For the bulk of its running time, writer/director Jane Schoenbrun’s I Saw the TV Glow feels mislabeled as horror. Sure, it has hallucinatory images of a demonic ice cream cone and Fred Durst is in it, but it isn’t “scary” scary.

Until the end.

Until you realize this is a neon-hued nightmare about being slowly buried alive since the day you were born.

On Twitter, @MisfitTorah shared the following:

I Saw the TV Glow is about much, much more than that. But it is also very specifically about that. Still, if you wanted to ignore the gorgeous overt trans allegory, the film remains a captivating exploration of how television can act as a spiritual salve for trauma. Oh, it’s definitely a crutch and a coping mechanism. But Schoenbrun isn’t finger wagging about pop culture addiction so much as celebrating it as a lifeline. Celebrating may be too strong a word for a movie that is deeply, profoundly sad. Then again, it’s also the year’s best so far, so pop a bottle maybe?  

The show at the center of I Saw the TV Glow is Buffy the Vampire Slayer. It’s not, but it totally is. It’s technically called The Pink Opaque and follows two teenagers who fight an evil supernatural villain as he sends “freak of the week” monsters after them. High-schooler Maddy (Brigette Lundy-Paine) is obsessed with it. When she first meets the younger Owen (Ian Foreman and then Justice Smith), she sees something in him and convinces him to sneak out, come over to her place, and watch the next episode. He isn’t instantly smitten with it so much as he knows immediately that it is important somehow.
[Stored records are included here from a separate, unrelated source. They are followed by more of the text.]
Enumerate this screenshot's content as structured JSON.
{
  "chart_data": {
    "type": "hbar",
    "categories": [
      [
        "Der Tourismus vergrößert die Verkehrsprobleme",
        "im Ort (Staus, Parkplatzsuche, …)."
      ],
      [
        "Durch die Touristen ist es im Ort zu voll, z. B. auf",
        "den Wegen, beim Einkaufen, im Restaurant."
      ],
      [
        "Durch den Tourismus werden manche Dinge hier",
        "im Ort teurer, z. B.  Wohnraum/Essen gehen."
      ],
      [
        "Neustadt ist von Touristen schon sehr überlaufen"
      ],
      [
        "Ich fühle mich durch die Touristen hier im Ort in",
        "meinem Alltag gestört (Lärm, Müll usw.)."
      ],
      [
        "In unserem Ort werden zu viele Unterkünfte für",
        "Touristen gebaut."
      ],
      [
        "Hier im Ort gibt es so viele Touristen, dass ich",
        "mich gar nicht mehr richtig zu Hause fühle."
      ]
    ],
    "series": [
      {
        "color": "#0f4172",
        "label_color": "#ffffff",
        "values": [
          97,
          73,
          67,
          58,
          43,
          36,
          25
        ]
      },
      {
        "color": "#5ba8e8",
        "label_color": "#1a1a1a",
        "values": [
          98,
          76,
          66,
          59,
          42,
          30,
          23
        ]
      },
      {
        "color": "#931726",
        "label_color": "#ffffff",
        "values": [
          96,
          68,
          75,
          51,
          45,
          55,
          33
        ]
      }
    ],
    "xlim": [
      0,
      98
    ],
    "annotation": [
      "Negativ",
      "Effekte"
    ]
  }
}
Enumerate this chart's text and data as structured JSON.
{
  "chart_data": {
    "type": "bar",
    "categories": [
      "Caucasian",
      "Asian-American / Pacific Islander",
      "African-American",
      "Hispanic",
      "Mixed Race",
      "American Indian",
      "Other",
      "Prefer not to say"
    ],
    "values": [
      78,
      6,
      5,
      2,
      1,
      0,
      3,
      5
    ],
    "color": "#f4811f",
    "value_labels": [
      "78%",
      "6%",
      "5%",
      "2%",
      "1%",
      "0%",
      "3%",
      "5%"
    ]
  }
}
Because this is the late 1990s, years before Netflix asked anyone if they were still watching, Maddy records and shares VHS tapes of The Pink Opaque with Owen. He still isn’t allowed to watch. At least in part because his dad dismisses it as a show “for girls.” After a rumor is spread about Maddy, she decides to run away, begging Owen to come with her. He panics. He isn’t ready. She disappears. The show gets canceled. Owen’s mom dies. Deeply, profoundly sad…

A decade later, Owen is working a dead-end job at a movie theater when Maddy reappears and is very different. Maddy explains that The Pink Opaque is real and that Owen is a part of it. The rest feels like it should be revealed by the movie and not a synopsis, but sufficed to say the metaphor is made literal, and the last half hour has far more in common with Beau Is Afraid than anyone could have expected.

That final act is a doozy. It is the kind that makes you immediately want to watch the whole thing again. And why not? It goes down easy, with a soundtrack that summons the very essence of Lilith Fair and a luminous visual flare. Two films in and Schoenbrun has already established a signature style and palate that doesn’t feel like thievery passed off as homage, a la Quentin Taratino or Edgar Wright.

What’s amazing is how perfectly they convey the sense of dread at the core of the narrative. It is claustrophobic and terrifying. Again, while the tragedy has an explicitly trans nature, Schoenbrun taps into universal fears of a life mis-lived, the suffocation of never having been alive in the truest sense. Here, at this awful inflection point where so many seem to be unable to recognize what is at stake for young trans people, what a powerful way to drive home a life-or-death point.

Grade = A+

Other Critical Voices to Consider

Sarah G. Vincent says “Schoenbrun may attract more than studio money, but award accolades with this film. It is the kind of film that will be rewatched obsessively with closed captions on. At least, it will be a cult hit. At most, it will bring a wellspring of healing for movie lovers who did not even recognize that they had wounds.”

Siddhant Adlakha at Mashable says “The film is the disturbing sum of its lingering sensations that burrow their way beneath your skin, refusing to leave even after you’ve left the theater, or once you’ve cried yourself to sleep. But at the same time, its totality — the sheer fact of its existence, as an unbridled, uninhibited expression of the self — is exuberant and overwhelming.”

Deirdre Crimmins at Rue Morgue says “Though it may not be intentional, the greatest strength in Schoenbrun’s films to date is their ability to function like cinematic Rorschach tests. Adolescence and adoration are near-universal experiences, and with the characters given the space to feel big feelings, each viewer can bring their history of these feelings into these films and have their own experience.”